The Five Stages of Forgiveness in the WorkplaceBlog / Produced by The High Calling
It’s not until you’ve been royally screwed over by someone at work that you realize how impossible it is to forgive.
As good Christians, we believe it is our duty to rush headlong into forgiveness the moment we have been trespassed against, just as Jesus modeled for us in the gospels. However, in real life, it seems as if we are wired instinctively to do the opposite of forgiveness—especially in workplace settings, where paranoia and competition run rampant.
Our first impulse is more likely to hold a grudge, or to get sweet revenge, or to spread malicious gossip, rather than heaping up loving kindness upon the enemy.
Those feelings of hurt and retaliation run strong, and we instinctively take action to protect ourselves. But Jesus seems to really harp on this subject quite a bit. The gospels are filled with teachings about turning the other check, and praying for your enemies, and walking the extra mile.
It’s just hard, and we may not like it very much. Especially if we have to repeatedly see that scoundrel at the office every day. The point is, though, if we really want to follow Jesus, we must get over our shallow-headed spiritual resistance and face the act of forgiving head-on.
I have found that forgiveness is a gradual process. It’s like throwing your feelings and your spiritual life and your perpetrator all into a slow cooker: sometimes it takes a while until it’s done, even if all the essential ingredients are right there. Here are five distinct stages of forgiveness. Well, at least this is how it works for me.
Stage one is Selective Amnesia. When the wound is fresh, you are in complete denial of certain Christian teachings. Instead, you are on a mission for revenge. “Off with his head!” you are thinking, while forgetting about all that stuff in the Lord’s Prayer ("forgive us our trespasses as we forgive those who trespass against us..") and pretty much ignoring the New Testament teachings in general.
Stage 2 is Procrastination. After a while you start to calm down and realize that God wants you to forgive this person. Maybe your spouse got on your case, too, or you heard a very convicting sermon. But let’s face it—you still don’t like the idea, so you think about something else for a while, procrastinating on doing God’s business. And who are you kidding? You still very much want to see the trespasser get screwed!
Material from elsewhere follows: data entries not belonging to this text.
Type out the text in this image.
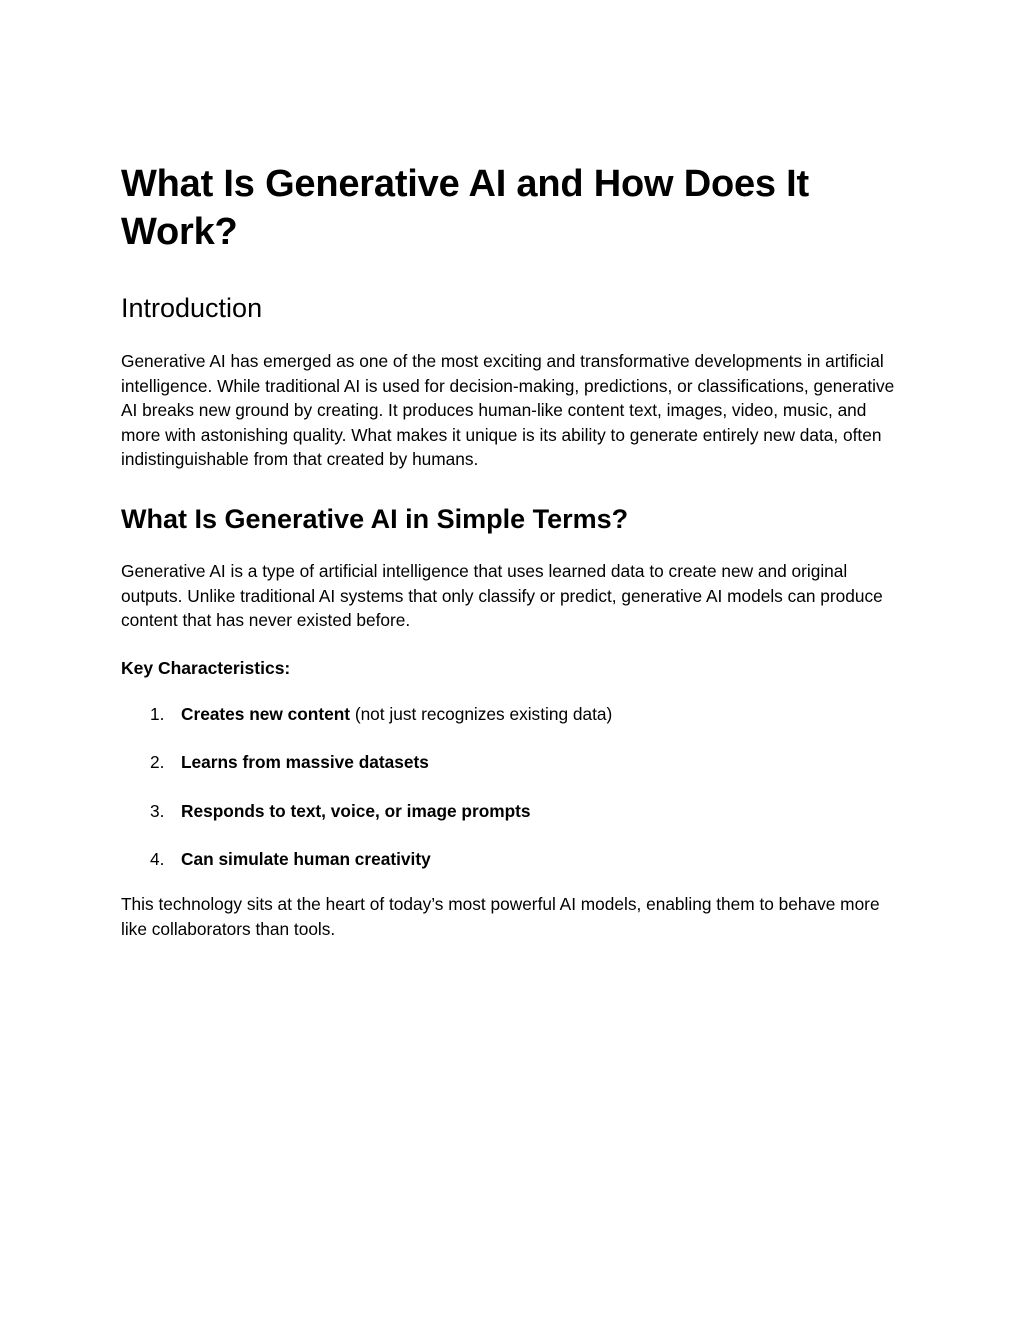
What Is Generative AI and How Does It Work?
Introduction

Generative AI has emerged as one of the most exciting and transformative developments in artificial intelligence. While traditional AI is used for decision-making, predictions, or classifications, generative AI breaks new ground by creating. It produces human-like content text, images, video, music, and more with astonishing quality. What makes it unique is its ability to generate entirely new data, often indistinguishable from that created by humans.

What Is Generative AI in Simple Terms?

Generative AI is a type of artificial intelligence that uses learned data to create new and original outputs. Unlike traditional AI systems that only classify or predict, generative AI models can produce content that has never existed before.

Key Characteristics:
1. Creates new content (not just recognizes existing data)
2. Learns from massive datasets
3. Responds to text, voice, or image prompts
4. Can simulate human creativity

This technology sits at the heart of today’s most powerful AI models, enabling them to behave more like collaborators than tools.
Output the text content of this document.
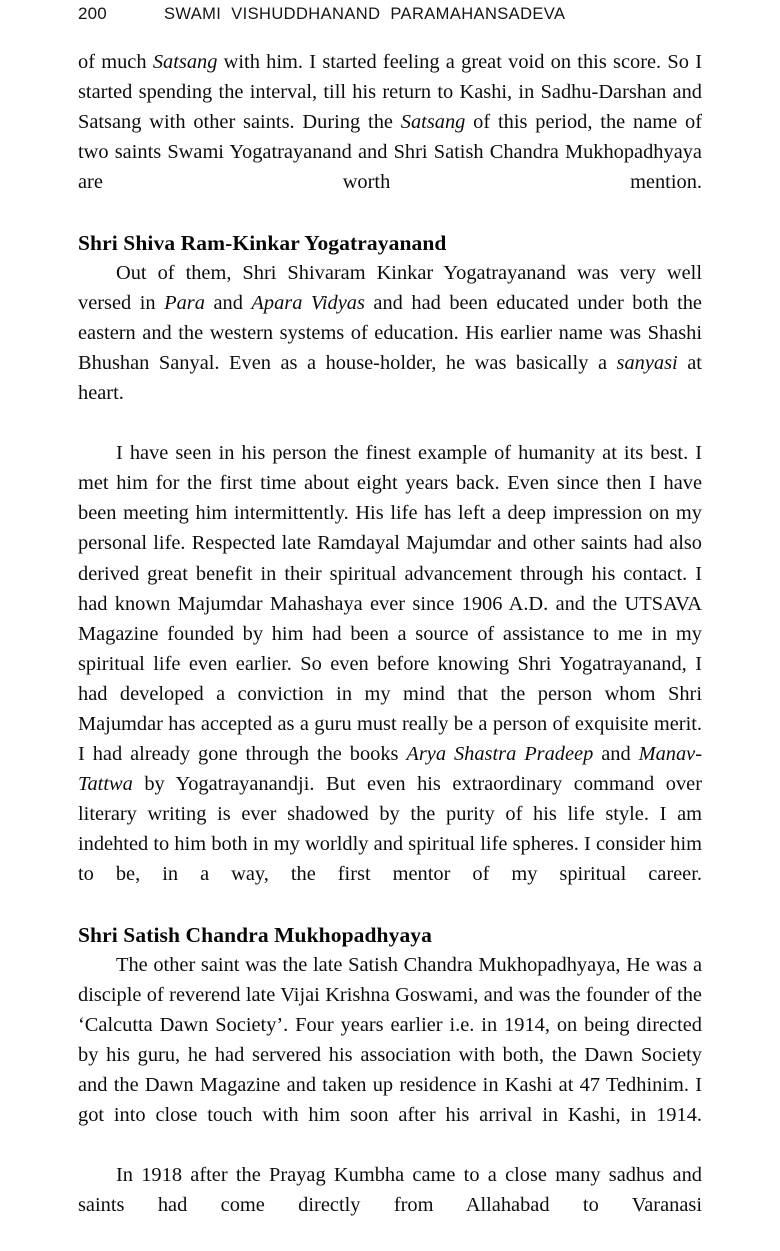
200	SWAMI VISHUDDHANAND PARAMAHANSADEVA

of much Satsang with him. I started feeling a great void on this score. So I started spending the interval, till his return to Kashi, in Sadhu-Darshan and Satsang with other saints. During the Satsang of this period, the name of two saints Swami Yogatrayanand and Shri Satish Chandra Mukhopadhyaya are worth mention.

Shri Shiva Ram-Kinkar Yogatrayanand

Out of them, Shri Shivaram Kinkar Yogatrayanand was very well versed in Para and Apara Vidyas and had been educated under both the eastern and the western systems of education. His earlier name was Shashi Bhushan Sanyal. Even as a house-holder, he was basically a sanyasi at heart.

I have seen in his person the finest example of humanity at its best. I met him for the first time about eight years back. Even since then I have been meeting him intermittently. His life has left a deep impression on my personal life. Respected late Ramdayal Majumdar and other saints had also derived great benefit in their spiritual advancement through his contact. I had known Majumdar Mahashaya ever since 1906 A.D. and the UTSAVA Magazine founded by him had been a source of assistance to me in my spiritual life even earlier. So even before knowing Shri Yogatrayanand, I had developed a conviction in my mind that the person whom Shri Majumdar has accepted as a guru must really be a person of exquisite merit. I had already gone through the books Arya Shastra Pradeep and Manav-Tattwa by Yogatrayanandji. But even his extraordinary command over literary writing is ever shadowed by the purity of his life style. I am indehted to him both in my worldly and spiritual life spheres. I consider him to be, in a way, the first mentor of my spiritual career.

Shri Satish Chandra Mukhopadhyaya

The other saint was the late Satish Chandra Mukhopadhyaya, He was a disciple of reverend late Vijai Krishna Goswami, and was the founder of the ‘Calcutta Dawn Society’. Four years earlier i.e. in 1914, on being directed by his guru, he had servered his association with both, the Dawn Society and the Dawn Magazine and taken up residence in Kashi at 47 Tedhinim. I got into close touch with him soon after his arrival in Kashi, in 1914.

In 1918 after the Prayag Kumbha came to a close many sadhus and saints had come directly from Allahabad to Varanasi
Stage 3 is Discussion. You begin to talk it over with God in your prayer conversations. “Dear God, can you believe what an idiot Bob was? You were there, right?” You admit that you still have bad feelings, but you actually begin to consider the possibility of forgiveness, and that, somehow, God may have a higher purpose here.
Stage 4 is Mobilization. Eventually, you work up enough courage to approach the trespasser in question and try to work things out, even though he really should have been the one to come to you first. But you’ll overlook that for now. Hopefully those direct conversations with the trespasser lead to some healing and recovery, and perhaps even to a couple of beers later on. Things are looking much better now. The retaliation and vengeance thoughts don’t matter so much anymore. You are ready, really, truly, in your heart, to forgive the trespasser.
Stage 5 is Surrender. Maybe it worked out, maybe it didn’t, but in either case you know that it’s not good for you or for anyone involved to hold on to all those bitter feelings. You give it to God. You don’t care any more. You get on with your business, and perhaps even begin to pray for that trespasser, knowing that God’s justice rolls forth like thunder.